Line the bottom of a 9- x 5- x 3-inch loaf pan with parchment paper. Lightly spray the paper.

2. Whisk the dry ingredients (flour to salt) in a medium-sized bowl, until well combined. Set aside.

3. In another medium bowl, with a hand-held mixer, combine the wet/sugar ingredients (pumpkin to canola oil), and beat until frothy about 1 minute. Make a well in the center of the dry ingredient and pour in the pumpkin mixture. Using a large rubber spatula, fold together until JUST combined. Do not overmix. The batter will be thick. Using a gentle touch, spread the batter in the prepared pan.

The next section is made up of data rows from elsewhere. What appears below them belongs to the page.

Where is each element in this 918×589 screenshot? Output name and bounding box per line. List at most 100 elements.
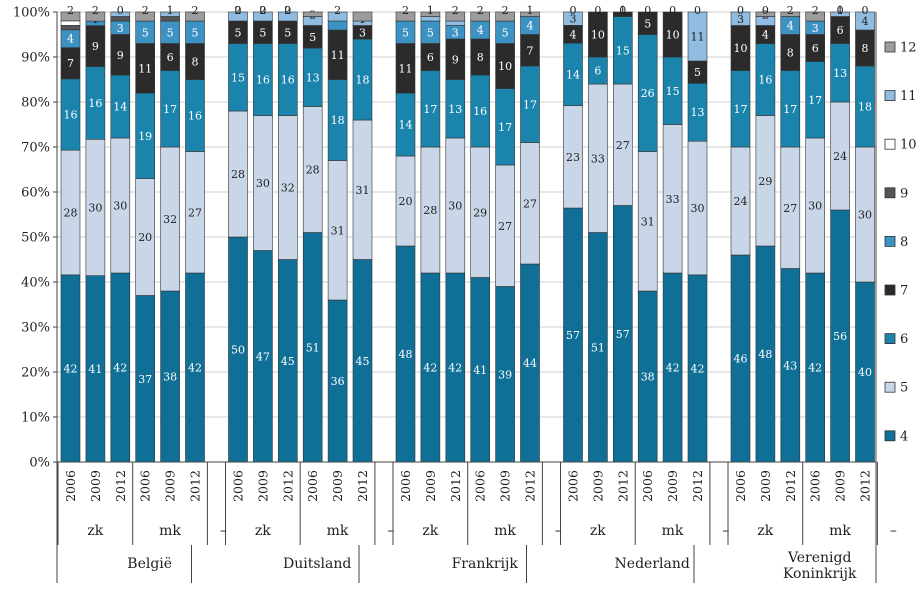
segment-label: 7 [67,57,74,70]
bar-segment [420,16,441,22]
segment-label: 2 [192,4,199,17]
segment-label: 3 [570,13,577,26]
segment-label: 31 [356,184,370,197]
x-axis: 2006 2009 2012 2006 2009 2012 zk mk – België 2006 2… [56,461,897,583]
segment-label: 47 [256,350,270,363]
segment-label: 0 [737,4,744,17]
segment-label: 2 [142,4,149,17]
segment-label: 30 [256,177,270,190]
segment-label: 26 [641,87,655,100]
segment-label: 1 [619,4,626,17]
segment-label: 0 [570,4,577,17]
segment-label: 13 [691,106,705,119]
y-tick-label: 0% [29,456,50,471]
segment-label: 1 [427,4,434,17]
bar-segment [110,16,131,22]
segment-label: 5 [235,26,242,39]
bar-segment [327,11,348,22]
y-tick-label: 30% [21,321,50,336]
segment-label: 30 [113,200,127,213]
segment-label: 5 [644,17,651,30]
segment-label: 2 [477,4,484,17]
segment-label: 5 [427,26,434,39]
segment-label: 24 [734,195,748,208]
legend-swatch [884,381,896,393]
year-tick-label: 2009 [758,470,773,502]
segment-label: 2 [284,4,291,17]
y-tick-label: 40% [21,276,50,291]
segment-label: 42 [666,362,680,375]
year-tick-label: 2006 [138,470,153,502]
legend-swatch [884,41,896,53]
segment-label: 13 [306,71,320,84]
segment-label: 0 [235,4,242,17]
segment-label: 42 [808,362,822,375]
segment-label: 8 [862,42,869,55]
legend-label: 6 [900,332,908,347]
y-tick-label: 50% [21,231,50,246]
segment-label: 30 [448,200,462,213]
legend-label: 5 [900,381,908,396]
bar-segment [60,25,81,31]
segment-label: 28 [306,164,320,177]
segment-label: 3 [737,13,744,26]
y-tick-label: 20% [21,366,50,381]
sex-label-zk: zk [590,523,606,539]
sex-label-zk: zk [255,523,271,539]
segment-label: 16 [473,105,487,118]
segment-label: 57 [616,328,630,341]
segment-label: 44 [523,357,537,370]
segment-label: 48 [399,348,413,361]
bar-segment [85,11,106,22]
segment-label: 5 [167,26,174,39]
segment-label: 7 [527,44,534,57]
legend-swatch [884,235,896,247]
year-tick-label: 2012 [188,470,203,502]
segment-label: 1 [527,4,534,17]
segment-label: 4 [477,24,484,37]
segment-label: 42 [691,362,705,375]
segment-label: 13 [833,67,847,80]
segment-label: 11 [331,49,345,62]
segment-label: 31 [331,224,345,237]
segment-label: 8 [192,56,199,69]
bar-segment [302,11,323,17]
segment-label: 2 [402,4,409,17]
sex-label-zk: zk [87,523,103,539]
segment-label: 27 [523,197,537,210]
segment-label: 29 [473,206,487,219]
segment-label: 0 [644,4,651,17]
year-tick-label: 2006 [398,470,413,502]
segment-label: 9 [92,40,99,53]
segment-label: 6 [167,51,174,64]
bar-segment [588,11,608,58]
segment-label: 2 [259,4,266,17]
separator-dash: – [890,523,897,539]
segment-label: 11 [138,62,152,75]
bar-segment [185,11,205,22]
segment-label: 51 [306,341,320,354]
segment-label: 0 [619,4,626,17]
segment-label: 0 [762,4,769,17]
y-tick-label: 80% [21,96,50,111]
segment-label: 15 [231,71,245,84]
year-tick-label: 2009 [255,470,270,502]
segment-label: 4 [67,33,74,46]
segment-label: 10 [591,29,605,42]
bar-segment [637,11,658,35]
year-tick-label: 2006 [733,470,748,502]
segment-label: 16 [281,74,295,87]
sex-label-mk: mk [327,523,349,539]
bar-segment [612,11,633,17]
segment-label: 20 [138,231,152,244]
segment-label: 6 [837,24,844,37]
bar-segment [277,11,298,22]
segment-label: 4 [787,20,794,33]
legend-swatch [884,187,896,199]
segment-label: 9 [452,53,459,66]
segment-label: 18 [356,74,370,87]
bar-segment [687,11,708,62]
segment-label: 41 [88,363,102,376]
segment-label: 14 [113,101,127,114]
segment-label: 4 [570,28,577,41]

4. Bake right away until the top of the cornbread springs back when pressed gently in the center and the sides are beginning to pull away from the pan, about 55 to 60 minutes. Do not overbake. Cool in the pan on a wire rack for 10 minutes. Unmold the cake on a wire cake rack and peel off the waxed paper. Turn on its side to cool completely.

STORAGE
Store in the refrigerator for 2 to 3 days; can be frozen. Because the recipe contains fruit purees (pumpkin), the recipe is best stored under refrigeration to help prevent mold.

VARIATION
Healthy Oven Pumpkin-Orange Cranberry Cornbread: Stir in 1/2 cup dried cranberries (craisins) when the pumpkin mixture is added to the dry ingredients, in Step #3.